À l’occasion de l’anniversaire de la disparition de son père, coïncidant paradoxalement avec la réception de nouvelles certifications musicales, l’artiste camerounais Locko s’est livré comme rarement dans un message d’une rare intensité. Entre douleur du deuil, aveu de vulnérabilité et promesse de renaissance, le chanteur fait tomber le masque.
C’est un texte brut, sans filtre, que Locko a partagé avec sa communauté. Un cri du cœur où le succès professionnel se heurte brutalement à la réalité d’une blessure jamais cicatrisée : l’absence d’un père. Avec une sincérité désarmante, l’artiste met en lumière le contraste saisissant de sa journée : « En ce jour où je reçois des certifications importantes pour mon parcours et mon catalogue, c’est aussi le jour où nous commémorons ton départ… et où je repense au plus grand vide de ma vie : le jour où j’ai perdu mon père. »
Au fil des mots, la star de l’Afropop dévoile une facette méconnue de son quotidien, loin des projecteurs et du strass. Il confie à quel point le temps, loin de guérir les maux, a parfois alourdi le fardeau. « Plus les années passent… et bizarrement, plus l’absence pèse. Plus la colère grandit et détruit. Plus l’amertume trouve sa place dans des coins que même moi je ne comprends pas toujours », écrit-il, avouant qu’à cette date précise, il redevient « ce petit garçon qui a perdu son guide. Sa lumière. Sa direction. »
Derrière le deuil, Locko lève aussi le voile sur une crise plus profonde, une période de doutes où l’homme et l’artiste se sont cherchés, confrontés aux dures réalités de l’industrie et de l’entourage. Évoquant les trahisons et les déceptions nées après le départ de son mentor, il pose un diagnostic lucide sur ses propres dérives : « Aujourd’hui, pendant que certains essaient de m’enterrer, je dois aussi reconnaître une vérité : ces dernières années, c’est moi-même qui ai failli m’enterrer.
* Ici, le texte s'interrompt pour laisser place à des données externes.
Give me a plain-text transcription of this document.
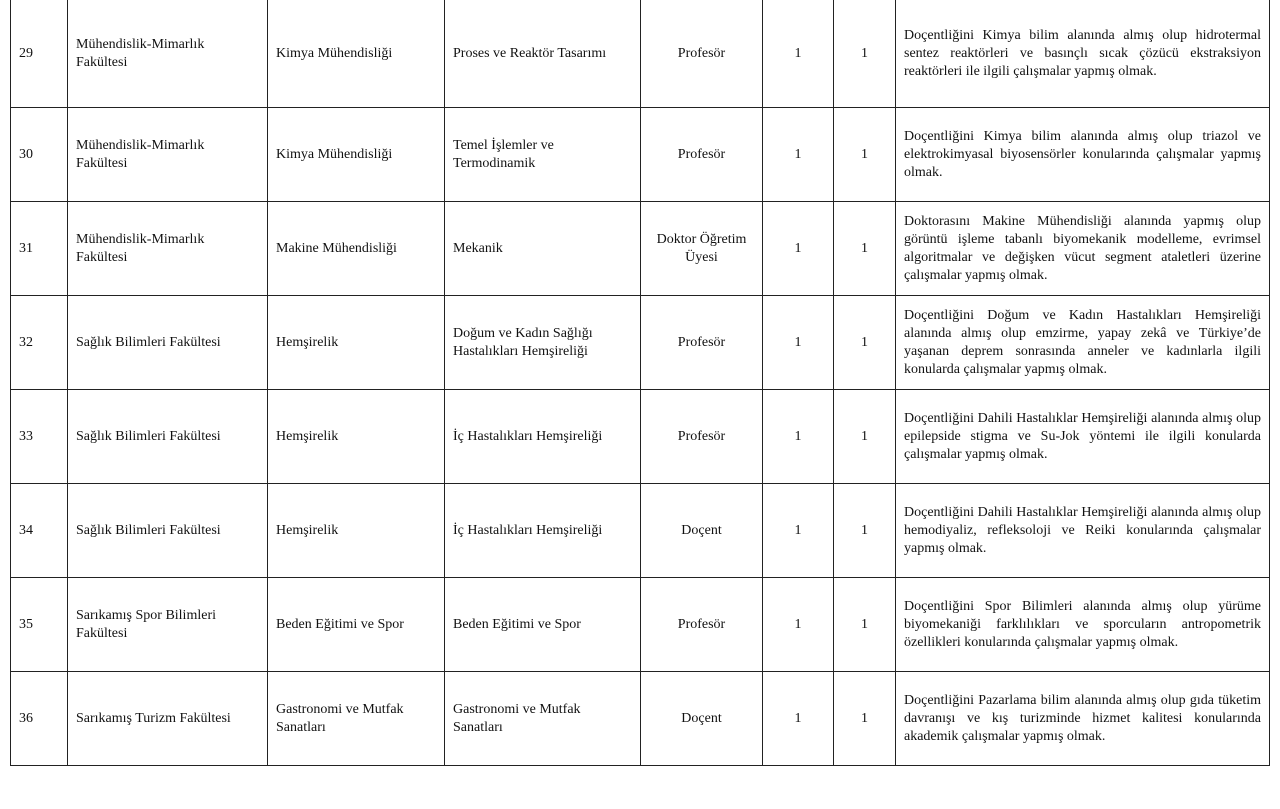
29	Mühendislik-Mimarlık Fakültesi	Kimya Mühendisliği	Proses ve Reaktör Tasarımı	Profesör	1	1	Doçentliğini Kimya bilim alanında almış olup hidrotermal sentez reaktörleri ve basınçlı sıcak çözücü ekstraksiyon reaktörleri ile ilgili çalışmalar yapmış olmak.
30	Mühendislik-Mimarlık Fakültesi	Kimya Mühendisliği	Temel İşlemler ve Termodinamik	Profesör	1	1	Doçentliğini Kimya bilim alanında almış olup triazol ve elektrokimyasal biyosensörler konularında çalışmalar yapmış olmak.
31	Mühendislik-Mimarlık Fakültesi	Makine Mühendisliği	Mekanik	Doktor Öğretim Üyesi	1	1	Doktorasını Makine Mühendisliği alanında yapmış olup görüntü işleme tabanlı biyomekanik modelleme, evrimsel algoritmalar ve değişken vücut segment ataletleri üzerine çalışmalar yapmış olmak.
32	Sağlık Bilimleri Fakültesi	Hemşirelik	Doğum ve Kadın Sağlığı Hastalıkları Hemşireliği	Profesör	1	1	Doçentliğini Doğum ve Kadın Hastalıkları Hemşireliği alanında almış olup emzirme, yapay zekâ ve Türkiye’de yaşanan deprem sonrasında anneler ve kadınlarla ilgili konularda çalışmalar yapmış olmak.
33	Sağlık Bilimleri Fakültesi	Hemşirelik	İç Hastalıkları Hemşireliği	Profesör	1	1	Doçentliğini Dahili Hastalıklar Hemşireliği alanında almış olup epilepside stigma ve Su-Jok yöntemi ile ilgili konularda çalışmalar yapmış olmak.
34	Sağlık Bilimleri Fakültesi	Hemşirelik	İç Hastalıkları Hemşireliği	Doçent	1	1	Doçentliğini Dahili Hastalıklar Hemşireliği alanında almış olup hemodiyaliz, refleksoloji ve Reiki konularında çalışmalar yapmış olmak.
35	Sarıkamış Spor Bilimleri Fakültesi	Beden Eğitimi ve Spor	Beden Eğitimi ve Spor	Profesör	1	1	Doçentliğini Spor Bilimleri alanında almış olup yürüme biyomekaniği farklılıkları ve sporcuların antropometrik özellikleri konularında çalışmalar yapmış olmak.
36	Sarıkamış Turizm Fakültesi	Gastronomi ve Mutfak Sanatları	Gastronomi ve Mutfak Sanatları	Doçent	1	1	Doçentliğini Pazarlama bilim alanında almış olup gıda tüketim davranışı ve kış turizminde hizmet kalitesi konularında akademik çalışmalar yapmış olmak.
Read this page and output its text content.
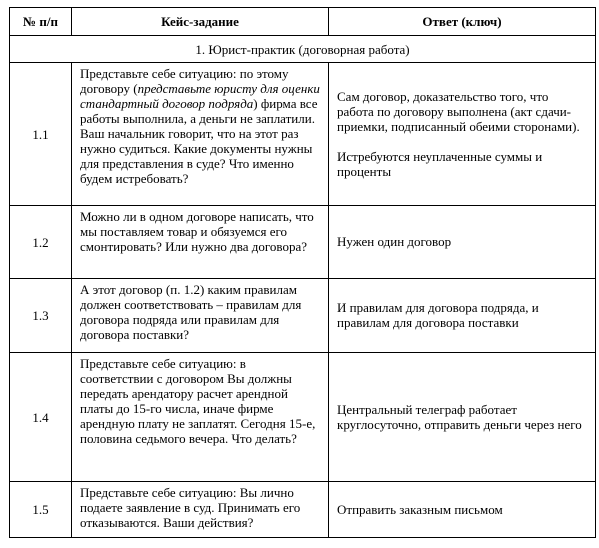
№ п/п	Кейс-задание	Ответ (ключ)
1. Юрист-практик (договорная работа)		
1.1	Представьте себе ситуацию: по этому договору (представьте юристу для оценки стандартный договор подряда) фирма все работы выполнила, а деньги не заплатили. Ваш начальник говорит, что на этот раз нужно судиться. Какие документы нужны для представления в суде? Что именно будем истребовать?	Сам договор, доказательство того, что работа по договору выполнена (акт сдачи-приемки, подписанный обеими сторонами).

Истребуются неуплаченные суммы и проценты

1.2	Можно ли в одном договоре написать, что мы поставляем товар и обязуемся его смонтировать? Или нужно два договора?	Нужен один договор
1.3	А этот договор (п. 1.2) каким правилам должен соответствовать – правилам для договора подряда или правилам для договора поставки?	И правилам для договора подряда, и правилам для договора поставки
1.4	Представьте себе ситуацию: в соответствии с договором Вы должны передать арендатору расчет арендной платы до 15-го числа, иначе фирме арендную плату не заплатят. Сегодня 15-е, половина седьмого вечера. Что делать?	Центральный телеграф работает круглосуточно, отправить деньги через него
1.5	Представьте себе ситуацию: Вы лично подаете заявление в суд. Принимать его отказываются. Ваши действия?	Отправить заказным письмом
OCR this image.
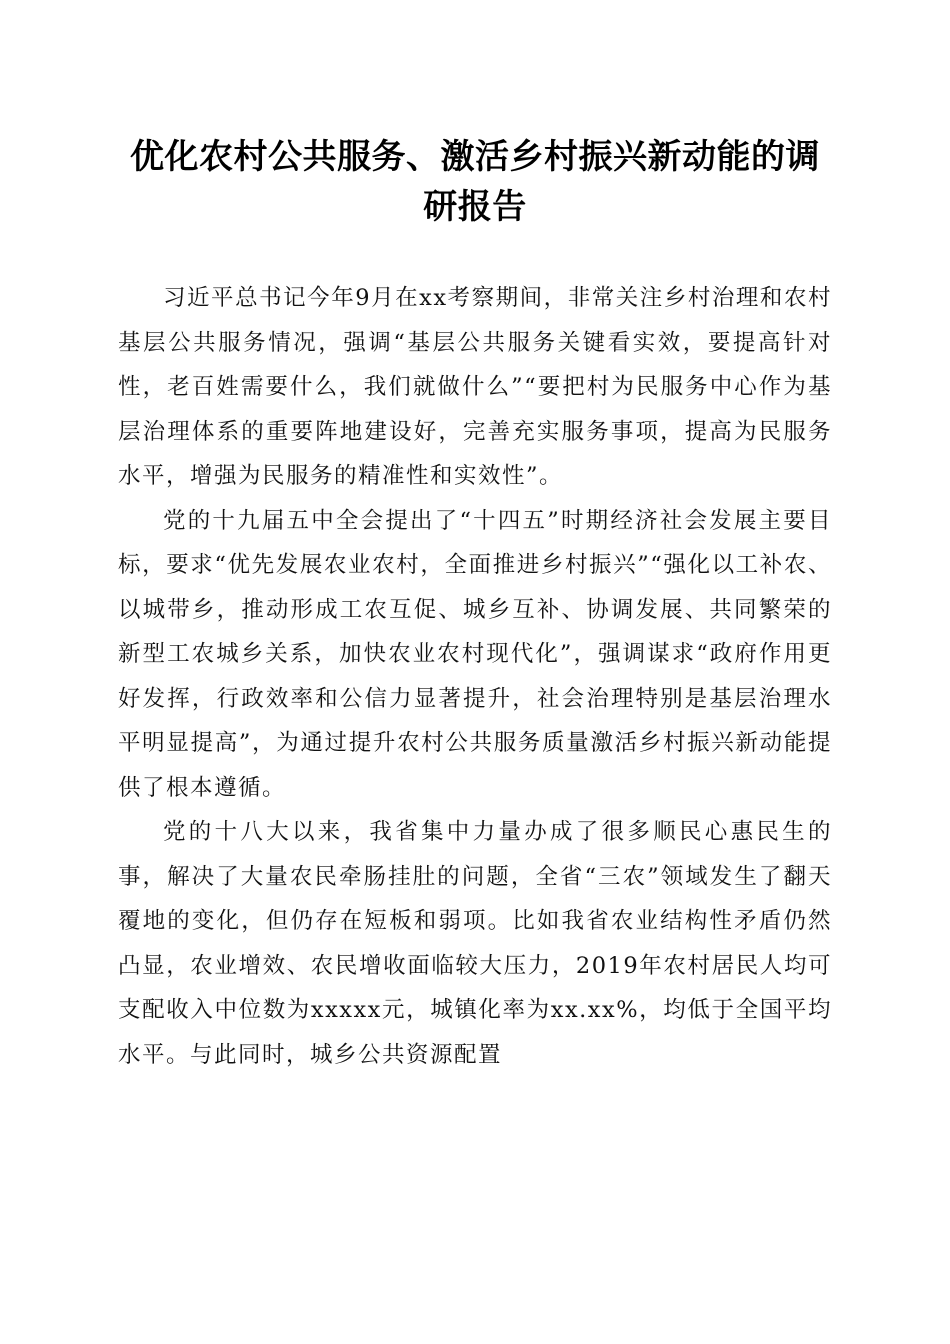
优化农村公共服务、激活乡村振兴新动能的调研报告

习近平总书记今年9月在xx考察期间，非常关注乡村治理和农村基层公共服务情况，强调“基层公共服务关键看实效，要提高针对性，老百姓需要什么，我们就做什么”“要把村为民服务中心作为基层治理体系的重要阵地建设好，完善充实服务事项，提高为民服务水平，增强为民服务的精准性和实效性”。

党的十九届五中全会提出了“十四五”时期经济社会发展主要目标，要求“优先发展农业农村，全面推进乡村振兴”“强化以工补农、以城带乡，推动形成工农互促、城乡互补、协调发展、共同繁荣的新型工农城乡关系，加快农业农村现代化”，强调谋求“政府作用更好发挥，行政效率和公信力显著提升，社会治理特别是基层治理水平明显提高”，为通过提升农村公共服务质量激活乡村振兴新动能提供了根本遵循。

党的十八大以来，我省集中力量办成了很多顺民心惠民生的事，解决了大量农民牵肠挂肚的问题，全省“三农”领域发生了翻天覆地的变化，但仍存在短板和弱项。比如我省农业结构性矛盾仍然凸显，农业增效、农民增收面临较大压力，2019年农村居民人均可支配收入中位数为xxxxx元，城镇化率为xx.xx%，均低于全国平均水平。与此同时，城乡公共资源配置
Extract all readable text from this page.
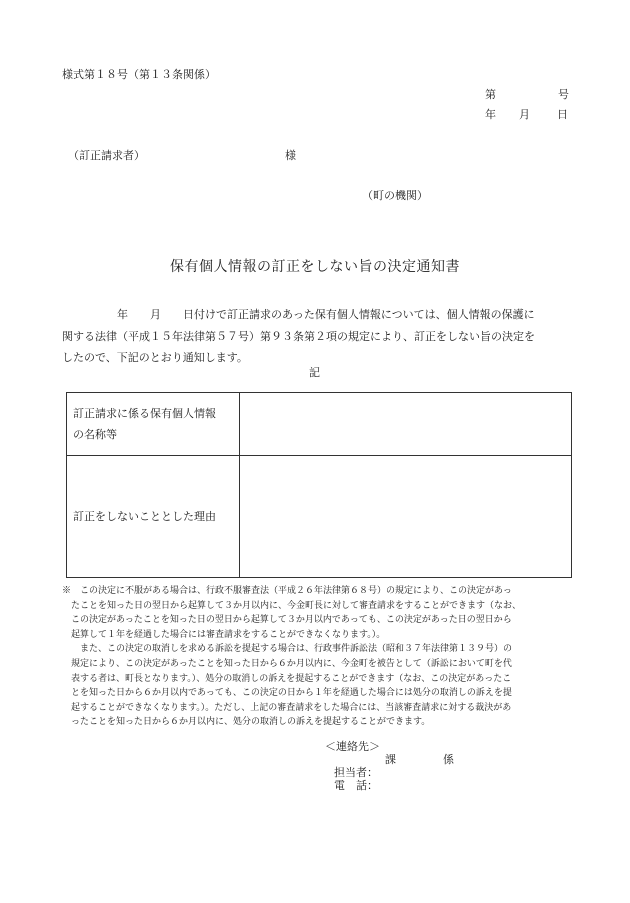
様式第１８号（第１３条関係）
第	号
年 月 日
（訂正請求者）	様
（町の機関）
保有個人情報の訂正をしない旨の決定通知書
　　　　　年　　月　　日付けで訂正請求のあった保有個人情報については、個人情報の保護に
関する法律（平成１５年法律第５７号）第９３条第２項の規定により、訂正をしない旨の決定を
したので、下記のとおり通知します。
記
訂正請求に係る保有個人情報
の名称等	

訂正をしないこととした理由	

※　この決定に不服がある場合は、行政不服審査法（平成２６年法律第６８号）の規定により、この決定があっ
　たことを知った日の翌日から起算して３か月以内に、今金町長に対して審査請求をすることができます（なお、
　この決定があったことを知った日の翌日から起算して３か月以内であっても、この決定があった日の翌日から
　起算して１年を経過した場合には審査請求をすることができなくなります。）。
　　また、この決定の取消しを求める訴訟を提起する場合は、行政事件訴訟法（昭和３７年法律第１３９号）の
　規定により、この決定があったことを知った日から６か月以内に、今金町を被告として（訴訟において町を代
　表する者は、町長となります。）、処分の取消しの訴えを提起することができます（なお、この決定があったこ
　とを知った日から６か月以内であっても、この決定の日から１年を経過した場合には処分の取消しの訴えを提
　起することができなくなります。）。ただし、上記の審査請求をした場合には、当該審査請求に対する裁決があ
　ったことを知った日から６か月以内に、処分の取消しの訴えを提起することができます。
＜連絡先＞
課	係
担当者：
電　話：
J’ai oublié qui je suis. J’ai oublié ce que toi, tu voyais en moi. » Un égarement qui donne une résonance toute particulière à son célèbre gimmick : « “Ils ne savent pas.” Ce n’était pas juste un slogan. C’était la vérité. »
Pourtant, loin d’être un simple message de lamentation, cette sortie solennelle marque un véritable tournant, une volonté ferme de reprendre les rênes de son destin et de faire honneur à la mémoire paternelle. Pour Locko, le deuil laisse désormais place à la lumière.
« Mais aujourd’hui n’est plus un jour de deuil. Aujourd’hui est une célébration. Je célèbre le grand homme que tu étais. Et je célèbre celui que je redeviens enfin. »
En annonçant qu’il s’autorise à pleurer et à être faible « pour la dernière fois », l’artiste prend un engagement sacré envers lui-même et envers son public. La conclusion, incisive et déterminée, résonne comme un avertissement et une promesse de retour au sommet : « Je n’oublierai plus jamais le roi que tu voyais en moi. Je n’oublierai plus jamais qui je suis. “Ils ne savent pas…” Mais il est temps qu’ils découvrent. »
Le message est passé, l’émotion reste. Locko n’a pas fini de faire parler de lui, et le public attend déjà de découvrir la suite de cette évolution.